Assume we're doing some kind of scrape and in the end we could get both duplicate and semi-duplicate results.
Given an input array that might look a bit like this:
$inputArr = [
[
'title' => 'Test0',
'desc' => 'Short Desc',
],
[
'title' => 'Test5',
'desc' => 'Short Desc',
],
[
'title' => 'Test0',
'desc' => 'Much Longer Than Short Desc',
],
[
'title' => 'Test0.5',
'desc' => 'Short Desc',
],
[
'title' => 'Test1',
'desc' => 'Short Desc',
],
[
'title' => 'Test1',
'desc' => 'Much Longer Than Short Desc',
],
[
'title' => 'Test1.5',
'desc' => 'Much Longer Than Short Desc',
],
[
'title' => 'Test3',
'desc' => 'Short Desc',
],
[
'title' => 'Test2',
'desc' => 'Short Desc',
],
[
'title' => 'Test3.75',
'desc' => 'Much Longer Than Short Desc',
],
[
'title' => 'Test3.25',
'desc' => 'Short Desc',
],
[
'title' => 'Test2',
'desc' => 'Much Longer Than Short Desc',
],
[
'title' => 'Test3',
'desc' => 'Much Longer Than Short Desc',
],
[
'title' => 'Test5',
'desc' => 'Much Longer Than Short Desc',
],
[
'title' => 'Test3.5',
'desc' => 'Short Desc',
],
[
'title' => 'Test4',
'desc' => 'Short Desc',
],
[
'title' => 'Test5',
'desc' => 'Much Longer Than Short Desc',
],
[
'title' => 'Test4.5',
'desc' => 'Short Desc',
],
[
'title' => 'Test4',
'desc' => 'Much Longer Than Short Desc',
],
[
'title' => 'Test5',
'desc' => 'Much Longer Than Short Desc',
],
];
The resulting array must contain only arrays with ONE instance of title
value where the desc
is the longest string value while removing all but one where desc
has an equal string length value to others.
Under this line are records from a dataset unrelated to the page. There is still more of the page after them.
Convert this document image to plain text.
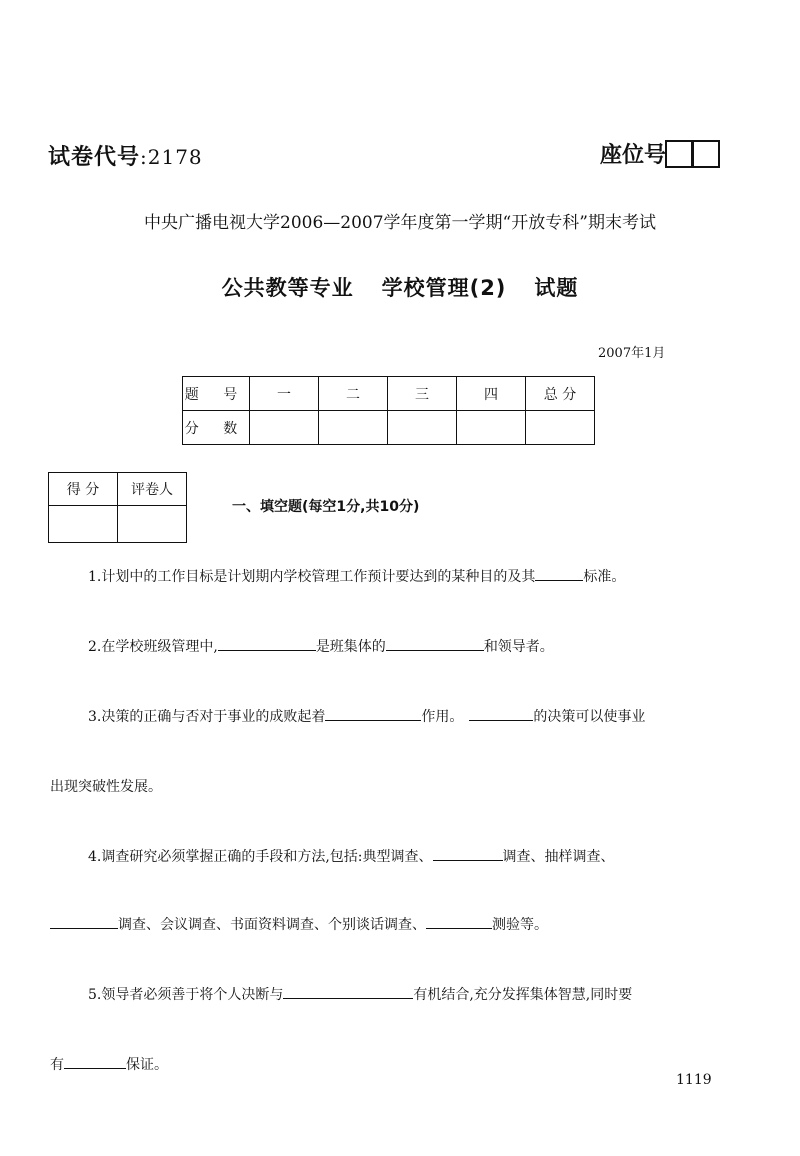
试卷代号:2178	座位号
中央广播电视大学2006—2007学年度第一学期“开放专科”期末考试
公共教等专业 学校管理(2) 试题
2007年1月
题 号	一	二	三	四	总 分
分 数					
得 分	评卷人

一、填空题(每空1分,共10分)
1.计划中的工作目标是计划期内学校管理工作预计要达到的某种目的及其	标准。
2.在学校班级管理中,	是班集体的	和领导者。
3.决策的正确与否对于事业的成败起着	作用。	的决策可以使事业
出现突破性发展。
4.调查研究必须掌握正确的手段和方法,包括:典型调查、	调查、抽样调查、
调查、会议调查、书面资料调查、个别谈话调查、	测验等。
5.领导者必须善于将个人决断与	有机结合,充分发挥集体智慧,同时要
有	保证。
1119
e.g. the final output should look like:
$resultArr = [
[
'title' => 'Test0',
'desc' => 'Much Longer Than Short Desc',
],
[
'title' => 'Test0.5',
'desc' => 'Short Desc',
],
[
'title' => 'Test1',
'desc' => 'Much Longer Than Short Desc',
],
[
'title' => 'Test1.5',
'desc' => 'Much Longer Than Short Desc',
],
[
'title' => 'Test2',
'desc' => 'Much Longer Than Short Desc',
],
[
'title' => 'Test3',
'desc' => 'Much Longer Than Short Desc',
],
[
'title' => 'Test3.25',
'desc' => 'Short Desc',
],
[
'title' => 'Test3.5',
'desc' => 'Short Desc',
],
[
'title' => 'Test3.75',
'desc' => 'Much Longer Than Short Desc',
],
[
'title' => 'Test4',
'desc' => 'Much Longer Than Short Desc',
],
[
'title' => 'Test4.5',
'desc' => 'Short Desc',
],
[
'title' => 'Test5',
'desc' => 'Much Longer Than Short Desc',
],
];
I've tried several different solutions and I don't like any of them. No matter how I come at it it feels like a kludge and I feel like I'm missing an obvious and elegant solution.
I know someone will have a good suggestion for something cleaner than the sorting, looping, and filtering I've tried.
You can do it like this:
foreach($inputArr as $item) {
if ( isset($result[$item['title']]) && strlen($result[$item['title']]['desc']) > strlen($item['desc']) )
continue;
$result[$item['title']] = $item;
}
$result = array_values($result);
print_r($result);
You build a new associative array using the title as key. You loop the original array, when the key exists, you check if the length of the desc is longer and you continue otherwise, you replace the item in the result array with the current item.
You can also use array_reduce
:
$result = array_reduce($inputArr, function ($c, $i) {
if ( !isset($c[$i['title']]) || strlen($c[$i['title']]['desc']) < strlen($i['desc']) )
$c[$i['title']] = $i;
return $c;
});
$result = array_values($result);
print_r($result);